Turing argumentava que, mesmo
máquinas determinísticas são capazes de comportamento aleatório – como dar
defeito, por exemplo -, similar ao livre-arbítrio. Ele propunha que máquinas
são capazes de aprender. Aprenderiam até o nível em que exibiriam inteligência.
Xadrez, por exemplo.
Turing fez o debate retornar aos
tempos do nascimento da filosofia. O que é ser humano? O que é inteligência?
Mas agora com um novo ingrediente: uma máquina. Turing tinha 35 anos e era um
intelecto brilhante no King`s College de Cambridge.
Essa universidade iniciou a
construção do EDSAC – Eletronic Delay Storage Automatic Computer -, mas Turing
manteve-se distante. Terminou indo para a Universidade de Manchester, como
diretor do laboratório de computação. Ajudou na construção do computador
concorrente: o MADAM – Manchester Automatic Digital Machine, o primeiro com
programa armazenado internamente.
MADAM entrou em funcionamento em
1948, decompondo números em seus fatores primos. Seguia plenamente as especificações
teóricas de uma máquina de Turing. Armazenava até 128 palavras de 40 bits. Foi
usado no projeto da Saint Lawrence Seaway.
Turing chegou a ensiná-la a jogar
xadrez e compor cartas de amor ... o que só contribuiu para sua fama de excêntrico
e deixou alguns assistentes um tanto decepcionados.

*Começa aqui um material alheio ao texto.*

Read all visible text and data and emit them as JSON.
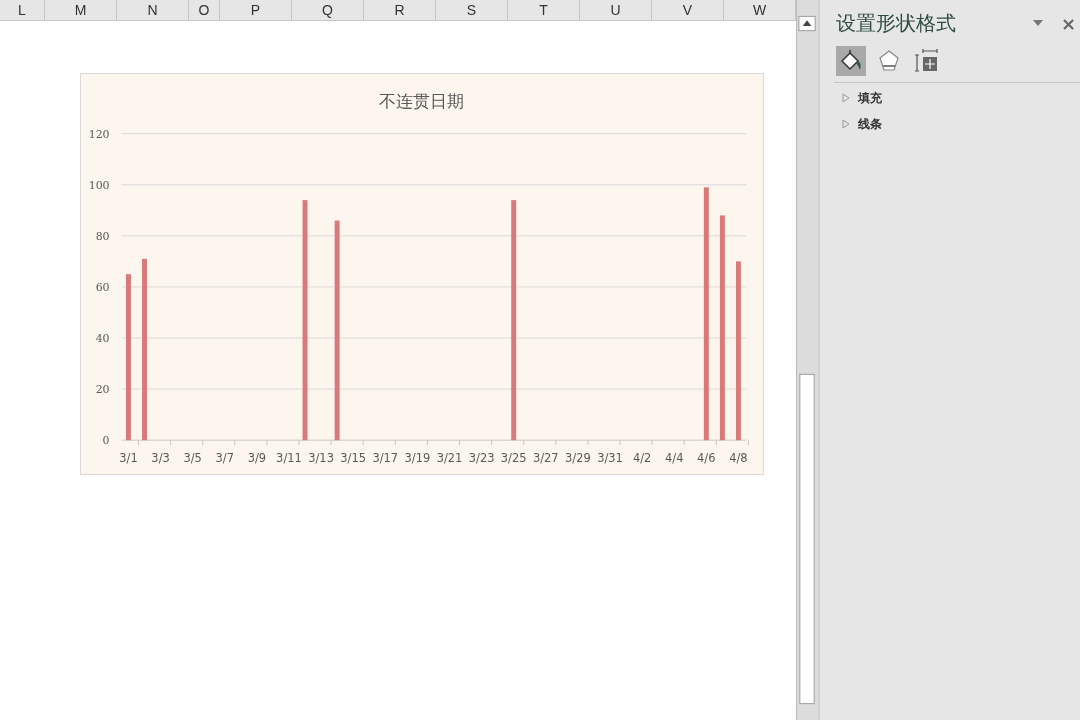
{
  "sheet": {
    "column_headers": [
      "L",
      "M",
      "N",
      "O",
      "P",
      "Q",
      "R",
      "S",
      "T",
      "U",
      "V",
      "W"
    ]
  },
  "chart": {
    "chart_data": {
      "type": "bar",
      "title": "不连贯日期",
      "categories": [
        "3/1",
        null,
        "3/3",
        null,
        "3/5",
        null,
        "3/7",
        null,
        "3/9",
        null,
        "3/11",
        null,
        "3/13",
        null,
        "3/15",
        null,
        "3/17",
        null,
        "3/19",
        null,
        "3/21",
        null,
        "3/23",
        null,
        "3/25",
        null,
        "3/27",
        null,
        "3/29",
        null,
        "3/31",
        null,
        "4/2",
        null,
        "4/4",
        null,
        "4/6",
        null,
        "4/8"
      ],
      "series": [
        {
          "color": "#d87a7a",
          "values": [
            65,
            71,
            null,
            null,
            null,
            null,
            null,
            null,
            null,
            null,
            null,
            94,
            null,
            86,
            null,
            null,
            null,
            null,
            null,
            null,
            null,
            null,
            null,
            null,
            94,
            null,
            null,
            null,
            null,
            null,
            null,
            null,
            null,
            null,
            null,
            null,
            99,
            88,
            70
          ]
        }
      ],
      "grid": true,
      "ylim": [
        0,
        120
      ],
      "yticks": [
        0,
        20,
        40,
        60,
        80,
        100,
        120
      ]
    }
  },
  "panel": {
    "title": "设置形状格式",
    "close": "×",
    "tabs": [
      {
        "kind": "fill",
        "selected": true
      },
      {
        "kind": "shape",
        "selected": false
      },
      {
        "kind": "size",
        "selected": false
      }
    ],
    "sections": [
      {
        "label": "填充",
        "expanded": false
      },
      {
        "label": "线条",
        "expanded": false
      }
    ]
  }
}
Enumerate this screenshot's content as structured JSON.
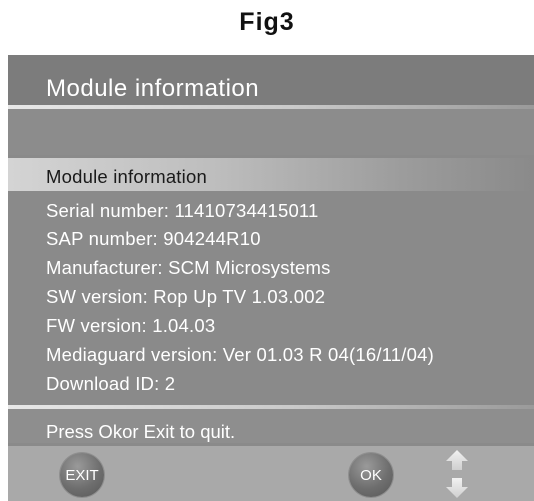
{
  "caption": "Fig3",
  "screen": {
    "title": "Module information",
    "selected_item": "Module information",
    "info_lines": [
      "Serial number: 11410734415011",
      "SAP number: 904244R10",
      "Manufacturer: SCM Microsystems",
      "SW version: Rop Up TV 1.03.002",
      "FW version: 1.04.03",
      "Mediaguard version: Ver 01.03 R 04(16/11/04)",
      "Download ID: 2"
    ],
    "status": "Press Okor Exit to quit."
  },
  "buttons": {
    "exit_label": "EXIT",
    "ok_label": "OK",
    "nav_icon": "up-down-arrows-icon"
  },
  "colors": {
    "panel": "#8a8a8a",
    "highlight": "#d4d4d4",
    "button_bar": "#a9a9a9",
    "text": "#ffffff"
  }
}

Entretanto ele sabia o que
estava fazendo e muitos de seus trabalhos levantam questionamentos até hoje.
Publicou suas ideias sobre inteligência artificial em seu artigo “Computing
machinery and intelligence”, em 1950.
Propôs o teste de Turing, para
saber se uma máquina era inteligente ou não: pô-la atrás de um biombo e fazer
um ser humano interrogá-la. O ser humano decidiria ser falara com uma pessoa ou
com uma máquina. Somente sabemos se uma pessoa é inteligente ou não ao
compararmos com o referencial que temos: nós mesmos.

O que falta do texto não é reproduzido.